Now the Guardian has revealed that the Treasury thinks there will be at least 1.3 million job losses over the next five years:

George Osborne's austerity budget will result in the loss of up to 1.3m jobs across the economy over the next five years according to a private Treasury assessment of the planned spending cuts, the Guardian has learned.

Unpublished estimates of the impact of the biggest squeeze on public spending since the second world war show that the government is expecting between 500,000 and 600,000 jobs to go in the public sector and between 600,000 and 700,000 to disappear in the private sector by 2015.

The chancellor gave no hint last week about the likely effect of his emergency measures on the labour market, although he would have had access to the forecasts traditionally prepared for ministers and senior civil servants in the days leading up to a budget or pre-budget report.

This is an occasion when to be found to be so near enough right (all figures are estimates, after all) is not encouraging, except to prove that plain commo0n sense and  a little analysis is all that is needed to predict such an inevitable outcome of the cuts programme.

The Treasury, of course, assumes that there will also be 2.5 million jobs created over the next five years. That’s more than 8% growth in employment from new jobs. I think that’s absurd. So do the Chartered Institute of Personnel and Development who told the Guardian:

There is not a hope in hell's chance of this happening [the creation of 2.5m new jobs]. There would have to be extraordinarily strong private sector employment growth in a … much less conducive economic environment than it was during the boom.

That’s not a bad summary.

So, let’s summarise what this means. First, unemployment will be higher than the Treasury forecasts because they assume that there will be growth and there will not be. I’ll stick with my belief that more than 1.6 million people will be losing their jobs and there will be NO net job gains.
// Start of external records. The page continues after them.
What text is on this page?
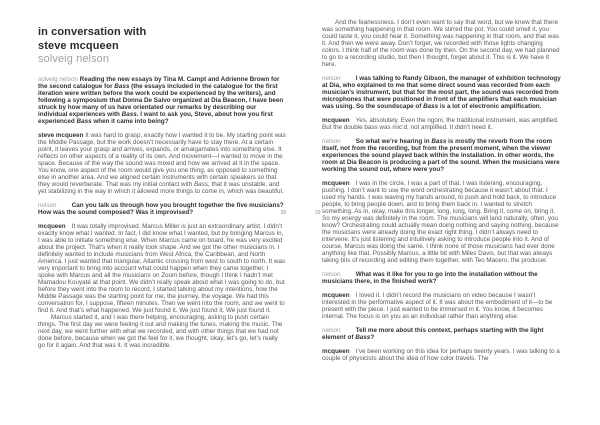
in conversation with
steve mcqueen
solveig nelson

solveig nelson Reading the new essays by Tina M. Campt and Adrienne Brown for the second catalogue for Bass (the essays included in the catalogue for the first iteration were written before the work could be experienced by the writers), and following a symposium that Donna De Salvo organized at Dia Beacon, I have been struck by how many of us have orientated our remarks by describing our individual experiences with Bass. I want to ask you, Steve, about how you first experienced Bass when it came into being?

steve mcqueen It was hard to grasp, exactly how I wanted it to be. My starting point was the Middle Passage, but the work doesn’t necessarily have to stay there. At a certain point, it leaves your grasp and arrives, expands, or amalgamates into something else. It reflects on other aspects of a reality of its own. And movement—I wanted to move in the space. Because of the way the sound was mixed and how we arrived at it in the space. You know, one aspect of the room would give you one thing, as opposed to something else in another area. And we aligned certain instruments with certain speakers so that they would reverberate. That was my initial contact with Bass, that it was unstable, and yet stabilizing in the way in which it allowed more things to come in, which was beautiful.

nelson Can you talk us through how you brought together the five musicians? How was the sound composed? Was it improvised?

mcqueen It was totally improvised. Marcus Miller is just an extraordinary artist. I didn’t exactly know what I wanted. In fact, I did know what I wanted, but by bringing Marcus in, I was able to initiate something else. When Marcus came on board, he was very excited about the project. That’s when it really took shape. And we got the other musicians in. I definitely wanted to include musicians from West Africa, the Caribbean, and North America. I just wanted that triangular, Atlantic crossing from west to south to north. It was very important to bring into account what could happen when they came together. I spoke with Marcus and all the musicians on Zoom before, though I think I hadn’t met Mamadou Kouyaté at that point. We didn’t really speak about what I was going to do, but before they went into the room to record, I started talking about my intentions, how the Middle Passage was the starting point for me, the journey, the voyage. We had this conversation for, I suppose, fifteen minutes. Then we went into the room, and we went to find it. And that’s what happened. We just found it. We just found it. We just found it.

Marcus started it, and I was there helping, encouraging, asking to push certain things. The first day we were feeling it out and making the tunes, making the music. The next day, we went further with what we recorded, and with other things that we had not done before, because when we got the feel for it, we thought, okay, let’s go, let’s really go for it again. And that was it. It was incredible.

And the fearlessness. I don’t even want to say that word, but we knew that there was something happening in that room. We stirred the pot. You could smell it, you could taste it, you could hear it. Something was happening in that room, and that was it. And then we were away. Don’t forget, we recorded with those lights changing colors. I think half of the room was done by then. On the second day, we had planned to go to a recording studio, but then I thought, forget about it. This is it. We have it here.

nelson I was talking to Randy Gibson, the manager of exhibition technology at Dia, who explained to me that some direct sound was recorded from each musician’s instrument, but that for the most part, the sound was recorded from microphones that were positioned in front of the amplifiers that each musician was using. So the soundscape of Bass is a lot of electronic amplification.

mcqueen Yes, absolutely. Even the ngoni, the traditional instrument, was amplified. But the double bass was mic’d, not amplified. It didn’t need it.

nelson So what we’re hearing in Bass is mostly the reverb from the room itself, not from the recording, but from the present moment, when the viewer experiences the sound played back within the installation. In other words, the room at Dia Beacon is producing a part of the sound. When the musicians were working the sound out, where were you?

mcqueen I was in the circle, I was a part of that. I was listening, encouraging, pushing. I don’t want to use the word orchestrating because it wasn’t about that. I used my hands. I was waving my hands around, to push and hold back, to introduce people, to bring people down, and to bring them back in. I wanted to stretch something. As in, okay, make this longer, long, long, long. Bring it, come on, bring it. So my energy was definitely in the room. The musicians will land naturally, often, you know? Orchestrating could actually mean doing nothing and saying nothing, because the musicians were already doing the exact right thing. I didn’t always need to intervene. It’s just listening and intuitively asking to introduce people into it. And of course, Marcus was doing the same. I think none of those musicians had ever done anything like that. Possibly Marcus, a little bit with Miles Davis, but that was always taking bits of recording and editing them together, with Teo Macero, the producer.

nelson What was it like for you to go into the installation without the musicians there, in the finished work?

mcqueen I loved it. I didn’t record the musicians on video because I wasn’t interested in the performative aspect of it. It was about the embodiment of it—to be present with the piece. I just wanted to be immersed in it. You know, it becomes internal. The focus is on you as an individual rather than anything else.

nelson Tell me more about this context, perhaps starting with the light element of Bass?

mcqueen I’ve been working on this idea for perhaps twenty years. I was talking to a couple of physicists about the idea of how color travels. The

28	29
This morning’s evidence that cash is fleeing from the private sector to government bonds is sure evidence of that.

Second, this means we’re heading from a private sector crash, not private sector growth, as I’ve predicted.

Third, and perhaps most important of all, because of the cost of benefits we will see little or no fall in the deficit as a result.

In other words all this pain will be for nothing.

People and companies will rue the day they believed the claim that countries are like people and must cut spending when in a deficit. The truth is the exact opposite is true. Only spending can get us out of the mess we’re now in

That’s the choice the ConDems should have made. They didn’t. They will pay a high price for it. Mervyn King was right.